Per quest'anno, come di consueto, sono 7 le categorie in concorso (TV news, reportage, radiofonia, stampa italiana, stampa internazionale, fotografia e rotta balcanica) e 3 i servizi selezionati per ciascuna tra i 120 lavori valutati dalla giuria. Attenzione e sensibilità per l'infanzia, esperienza e professionalità sono i criteri della selezione che ogni anno individua la rosa di 21 tra reportage e scatti.

Fra i tre finalisti nella categoria "Radiofonia" vi è anche il contributo di Taty Rossi "Mamera - La storia nascosta degli Jenisch", presentato in anteprima lo scorso anno al Film Festival Diritti Umani di Lugano.

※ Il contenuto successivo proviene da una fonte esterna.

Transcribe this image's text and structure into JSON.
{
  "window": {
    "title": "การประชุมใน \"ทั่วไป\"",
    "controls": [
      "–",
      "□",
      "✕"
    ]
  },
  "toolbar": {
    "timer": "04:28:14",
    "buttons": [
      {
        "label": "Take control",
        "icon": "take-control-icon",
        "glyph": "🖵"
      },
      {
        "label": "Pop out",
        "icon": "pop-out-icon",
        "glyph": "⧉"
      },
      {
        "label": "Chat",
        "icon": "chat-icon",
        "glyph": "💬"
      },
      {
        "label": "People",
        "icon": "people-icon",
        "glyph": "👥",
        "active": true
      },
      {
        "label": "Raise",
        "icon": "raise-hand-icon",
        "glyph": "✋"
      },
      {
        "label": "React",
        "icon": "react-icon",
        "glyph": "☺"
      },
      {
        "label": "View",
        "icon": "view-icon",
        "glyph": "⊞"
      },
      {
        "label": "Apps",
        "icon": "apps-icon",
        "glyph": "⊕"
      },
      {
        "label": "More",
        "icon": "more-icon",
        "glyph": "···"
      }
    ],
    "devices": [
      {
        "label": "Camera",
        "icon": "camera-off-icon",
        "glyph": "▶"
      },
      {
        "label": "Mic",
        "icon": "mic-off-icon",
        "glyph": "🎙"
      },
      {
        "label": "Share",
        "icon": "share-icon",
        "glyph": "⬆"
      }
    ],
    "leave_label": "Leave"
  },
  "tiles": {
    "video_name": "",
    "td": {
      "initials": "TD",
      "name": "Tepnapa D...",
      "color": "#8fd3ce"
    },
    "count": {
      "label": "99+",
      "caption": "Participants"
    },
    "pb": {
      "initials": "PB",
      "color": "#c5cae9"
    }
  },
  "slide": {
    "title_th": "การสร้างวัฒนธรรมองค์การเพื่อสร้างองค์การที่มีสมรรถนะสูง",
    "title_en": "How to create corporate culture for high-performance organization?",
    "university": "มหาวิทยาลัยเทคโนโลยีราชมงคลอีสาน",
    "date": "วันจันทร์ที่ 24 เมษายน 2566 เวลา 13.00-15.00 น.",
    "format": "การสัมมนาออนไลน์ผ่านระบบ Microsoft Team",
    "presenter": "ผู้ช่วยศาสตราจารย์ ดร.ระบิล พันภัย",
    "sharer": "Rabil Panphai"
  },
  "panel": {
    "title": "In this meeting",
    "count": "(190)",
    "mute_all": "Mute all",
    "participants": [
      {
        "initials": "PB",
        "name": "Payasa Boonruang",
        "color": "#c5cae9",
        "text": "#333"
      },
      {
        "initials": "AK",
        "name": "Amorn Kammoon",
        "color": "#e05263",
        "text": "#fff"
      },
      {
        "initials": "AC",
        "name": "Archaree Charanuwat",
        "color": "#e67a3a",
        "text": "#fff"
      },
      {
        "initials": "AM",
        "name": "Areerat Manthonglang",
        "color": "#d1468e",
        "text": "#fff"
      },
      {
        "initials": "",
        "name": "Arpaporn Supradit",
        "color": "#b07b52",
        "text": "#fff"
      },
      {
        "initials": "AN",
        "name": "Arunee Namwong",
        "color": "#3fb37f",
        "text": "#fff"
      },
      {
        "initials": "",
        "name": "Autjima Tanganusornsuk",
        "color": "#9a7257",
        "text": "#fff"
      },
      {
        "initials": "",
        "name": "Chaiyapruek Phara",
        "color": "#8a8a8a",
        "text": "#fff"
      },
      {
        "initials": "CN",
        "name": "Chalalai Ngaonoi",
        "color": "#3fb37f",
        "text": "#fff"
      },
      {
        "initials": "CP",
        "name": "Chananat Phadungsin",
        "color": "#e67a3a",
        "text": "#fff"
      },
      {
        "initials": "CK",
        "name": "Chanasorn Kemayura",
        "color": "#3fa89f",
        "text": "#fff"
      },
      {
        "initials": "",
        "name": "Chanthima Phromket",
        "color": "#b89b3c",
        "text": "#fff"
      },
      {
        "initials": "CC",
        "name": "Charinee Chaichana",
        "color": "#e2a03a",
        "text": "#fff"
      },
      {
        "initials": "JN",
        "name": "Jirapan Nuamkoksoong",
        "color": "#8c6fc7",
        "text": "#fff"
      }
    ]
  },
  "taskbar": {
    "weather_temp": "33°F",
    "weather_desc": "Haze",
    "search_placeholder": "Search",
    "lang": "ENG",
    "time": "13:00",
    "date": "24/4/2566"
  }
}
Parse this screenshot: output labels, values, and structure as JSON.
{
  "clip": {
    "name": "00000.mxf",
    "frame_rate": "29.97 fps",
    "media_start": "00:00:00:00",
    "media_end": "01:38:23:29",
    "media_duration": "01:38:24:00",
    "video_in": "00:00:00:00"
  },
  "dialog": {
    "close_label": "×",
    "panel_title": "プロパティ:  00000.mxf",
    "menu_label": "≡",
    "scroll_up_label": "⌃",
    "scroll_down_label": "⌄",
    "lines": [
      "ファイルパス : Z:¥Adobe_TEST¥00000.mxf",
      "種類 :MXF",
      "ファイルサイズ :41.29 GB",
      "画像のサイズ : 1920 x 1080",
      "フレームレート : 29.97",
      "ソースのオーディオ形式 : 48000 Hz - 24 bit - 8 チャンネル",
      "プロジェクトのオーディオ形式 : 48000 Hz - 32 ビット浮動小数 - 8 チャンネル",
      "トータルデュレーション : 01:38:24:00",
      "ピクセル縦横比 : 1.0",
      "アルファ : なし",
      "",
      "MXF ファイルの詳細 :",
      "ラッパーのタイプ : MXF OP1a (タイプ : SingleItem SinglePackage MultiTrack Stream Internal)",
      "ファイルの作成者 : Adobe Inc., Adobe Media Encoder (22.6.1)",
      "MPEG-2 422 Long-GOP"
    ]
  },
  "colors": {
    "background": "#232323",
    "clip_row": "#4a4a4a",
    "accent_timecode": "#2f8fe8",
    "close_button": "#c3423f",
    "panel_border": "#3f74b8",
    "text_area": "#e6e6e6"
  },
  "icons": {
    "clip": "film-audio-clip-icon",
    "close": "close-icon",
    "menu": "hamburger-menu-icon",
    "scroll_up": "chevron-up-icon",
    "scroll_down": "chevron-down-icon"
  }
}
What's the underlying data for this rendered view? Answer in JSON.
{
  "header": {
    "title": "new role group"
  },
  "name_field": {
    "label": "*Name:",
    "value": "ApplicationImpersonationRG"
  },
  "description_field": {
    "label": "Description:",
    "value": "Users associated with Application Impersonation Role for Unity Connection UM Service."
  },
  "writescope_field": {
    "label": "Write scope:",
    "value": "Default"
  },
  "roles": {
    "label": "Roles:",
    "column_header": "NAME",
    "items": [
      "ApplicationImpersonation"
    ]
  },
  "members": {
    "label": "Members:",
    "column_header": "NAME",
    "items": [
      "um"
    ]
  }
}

Scritto da Rossi, nata in Italia da genitori eritrei e residente in Ticino, il podcast prodotto dall'Associazione REC è stato montato dalla giovane regista ticinese Agnese Làposi. La serie indaga un capitolo poco conosciuto della storia elvetica, si legge sul sito dell'associazione.

Tra il 1926 e il 1973 l'opera assistenziale "Bambini della strada" della Fondazione Pro Juventute ha sottratto circa 600 bambini Jenisch ai loro genitori per collocarli in istituti, case di educazione e famiglie affidatarie, con l'intenzione di spezzare i legami familiari e agevolarne l'assimilazione. La serie podcast, composta da sette episodi, fa luce su questo periodo oscuro della storia elvetica attraverso testimonianze e documenti.

I vincitori verranno annunciati a fine novembre.

Il Premio giornalistico Internazionale Marco Luchetta è stato istituito nel 2004, in memoria dei giornalisti Marco Luchetta, Alessandro Ota e Dario D’Angelo, della sede Rai di Trieste, uccisi a Mostar, in Bosnia, nel 1994 e in memoria di Miran Hrovatin, assassinato in Somalia assieme alla giornalista Ilaria Alpi. Il riconoscimento è nato grazie alla Fondazione Luchetta Ota D'Angelo Hrovatin, che accoglie e cura bambini di tutto il mondo affetti da malattie non curabili nei loro paesi di origine.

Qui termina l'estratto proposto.